A cette période, Anderlecht était encore une équipe 'ascenceur': montées en D1 puis descentes en D2 se succédaient sans fin. Ce n'est qu'en 1935 que le club allait rester définitivement en D1. Cependant, Cassis a fait en sorte lors de sa carrière qu'on respecte Anderlecht, que ce club ne soit plus uniquement du n'importe quoi, comme le dit Vanden Stock. Anderlecht monta pour la première fois en D1 en 1921, après un test-match contre le FC Liège. L'été, alors que c'était la pause footballistique, Cassis entretenait sa condition au sein du groupe 'Les amis du Sporting'. Plus tard, Henri Meert et d'autres joueurs du Sporting suivront son exemple. Selon Cassis, ce n'était pas à cause d'un manque d'entraînement qu'Anderlecht ne pouvait pas faire concurrence au Daring ou à l'Union, les grands rivaux bruxellois de l'époque. En fait, il était d'avis que les Mauves manquaient encore de talent. "Sans moi, le club perd les pédales", déclara-t-il même un jour. Les chiffres semblaient lui donner raison: en 1926, le Sporting était en tête à la mi-saison, mais lorsque ses problèmes de genou commencèrent à l'écarter des pelouses, le club perdit rapidement plusieurs places au classement. Ce n'est qu'en 1930 qu'Anderlecht parvint à terminer devant le Daring et l'Union, ce qui signifiait une petite victoire pour Cassis.

A l'époque, les footballeurs ne gagnaient pas beaucoup d'argent, tout se jouait à un niveau amateur. Cassis ne fut pourtant pas loin d'en faire une carrière professionnelle à deux reprises, avec des offres de Tirlemont et d'un club parisien qui lui proposait une carrière en tant que représentant d'une boisson (Bitter-cassis, une invention de son père) et surtout lui offrait une villa. De plus, il pouvait amener un joueur de son choix à Paris avec lui. Mais Anderlecht refusa d'entamer les négociations. "Les transferts étaient vraiment rares à l'époque", rappelle Vanden Stock. "Si le club avait laissé partir Cassis, ça aurait provoqué une vraie révolution au sein des supporters. Et il est donc resté parmi nous jusqu'à la fin de sa carrière. Il fut souvent blessé, notamment à cause du fait qu'il voulait trop vite se rétablir".

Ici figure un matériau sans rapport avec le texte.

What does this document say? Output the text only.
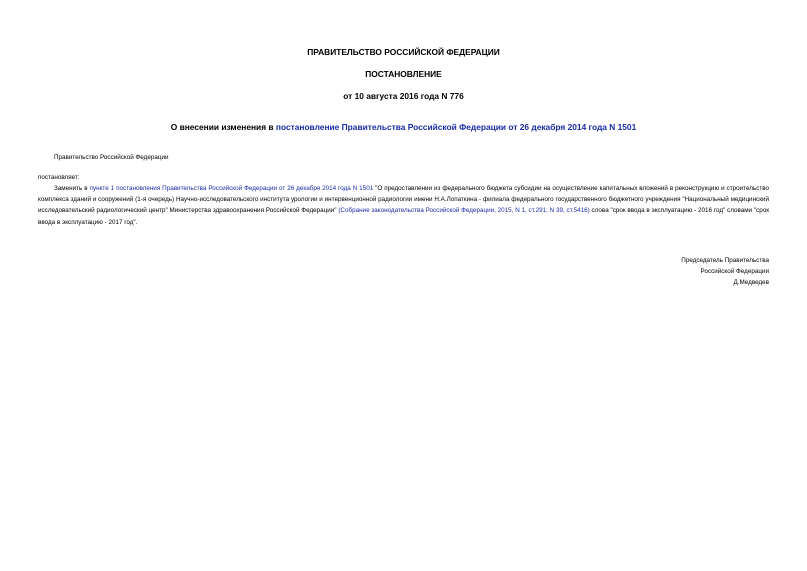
ПРАВИТЕЛЬСТВО РОССИЙСКОЙ ФЕДЕРАЦИИ
ПОСТАНОВЛЕНИЕ
от 10 августа 2016 года N 776
О внесении изменения в постановление Правительства Российской Федерации от 26 декабря 2014 года N 1501
Правительство Российской Федерации
постановляет:
Заменить в пункте 1 постановления Правительства Российской Федерации от 26 декабря 2014 года N 1501 "О предоставлении из федерального бюджета субсидии на осуществление капитальных вложений в реконструкцию и строительство комплекса зданий и сооружений (1-я очередь) Научно-исследовательского института урологии и интервенционной радиологии имени Н.А.Лопаткина - филиала федерального государственного бюджетного учреждения "Национальный медицинский исследовательский радиологический центр" Министерства здравоохранения Российской Федерации" (Собрание законодательства Российской Федерации, 2015, N 1, ст.291; N 39, ст.5416) слова "срок ввода в эксплуатацию - 2016 год" словами "срок ввода в эксплуатацию - 2017 год".
Председатель Правительства
Российской Федерации
Д.Медведев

En 1933, il met un terme définitif à sa carrière de footballeur. Le club fêtait alors ses 25 ans d'existence, et Anderlecht fut sacré 'Royal'. Il partit ensuite à Louvain, où il débuta sa carrière d'entraîneur. En fait, il ne pouvait pas car les réglements stipulaient qu'un joueur de moins de 35 ans ne pouvait quitter son club pour une autre fonction ailleurs. Mais les dirigeants d'Anderlecht lui accordèrent la permission. En 1941, il faisait son retour à Anderlecht. Avec Bob Wyckaert (Max Well) et Defevere il allait former un solide duo d'entraineurs. Il allait aussi s'occuper des jeunes d'Anderlecht, et entraîna encore par la suite le Daring Club Brussel (avec Goethals dans les buts), US Centre et Uccle Sport.

Ferdinand 'Cassis' Adams est décédé à l'âge de 80 ans en 1992.